YJiangcm / FollowBench

Code for "FollowBench: A Multi-level Fine-grained Constraints Following Benchmark for Large Language Models (ACL 2024)"
https://arxiv.org/abs/2310.20410
Apache License 2.0
82 stars 11 forks source link

some questions #3

Closed AccidM closed 4 months ago

AccidM commented 4 months ago

Thank you for proposing this interesting benchmark.

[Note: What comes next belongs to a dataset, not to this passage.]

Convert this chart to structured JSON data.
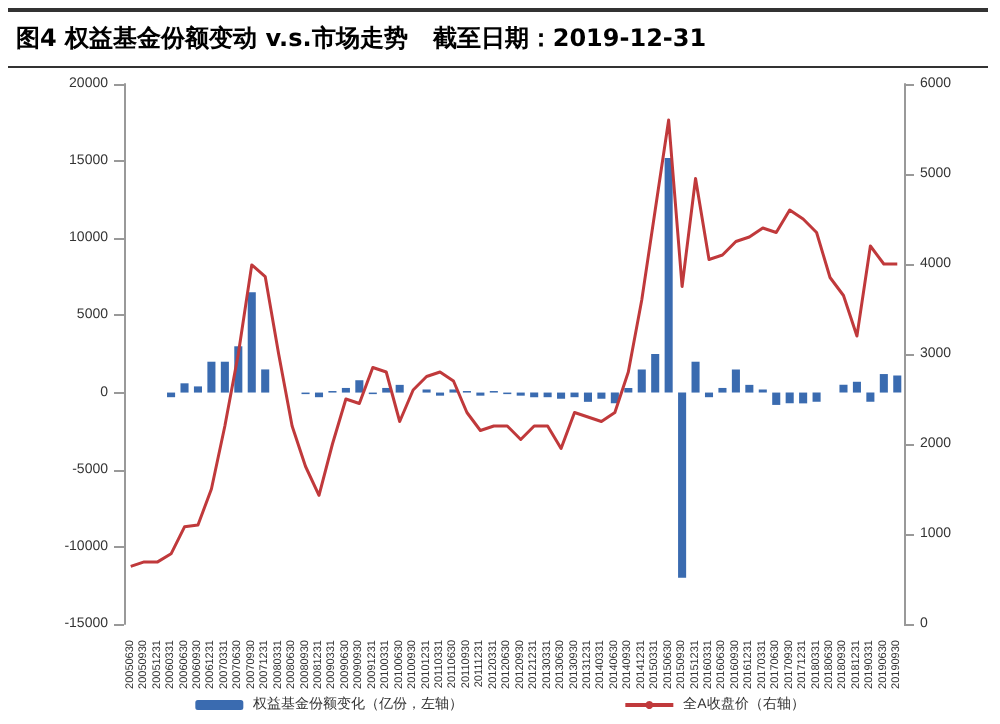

After finishing the Model Inference and LLM-based Evaluation, we tried to obtain the results as shown in Merge Evaluation and Save Results. However, a lot of problems occurred:

  1. There are A LOT OF ERROR:gpt4_based_evaluation or You must manually fix the evaluation. Is it because of the lack of robustness of your prompt? And how to solve them? Do we really have to do the judgement mannully as there are dozens of errors?
  2. What does Content: error mean and how to solve them? It seems different from the above problems.
  3. Why the Satisfaction Rate values can be minors?
YJiangcm commented 4 months ago

Thanks for your interest in our work!

For your first and second questions, the errors you are encountering are due to parsing failures in the function def paring_discriminative_generation(generation, level) in code/gpt4_based_evaluation.py. This function is to parse the evaluator's response and output the satisfaction rate values. Initially, our experiments used the "gpt-4-0613" version for evaluation. The function may have issues processing different formatting in other versions of GPT-4, leading to these errors. We have since modified the function to enhance its robustness and handle various formats more effectively. Please try using the updated code, which should resolve these parsing errors.

For your third question, the satisfaction rate values can appear as negative because the function def paring_discriminative_generation(generation, level) is designed to return -1 in case of an exception. This means that if there is an error in parsing the evaluator's response, the function defaults to a satisfaction rate of -1 to indicate the issue.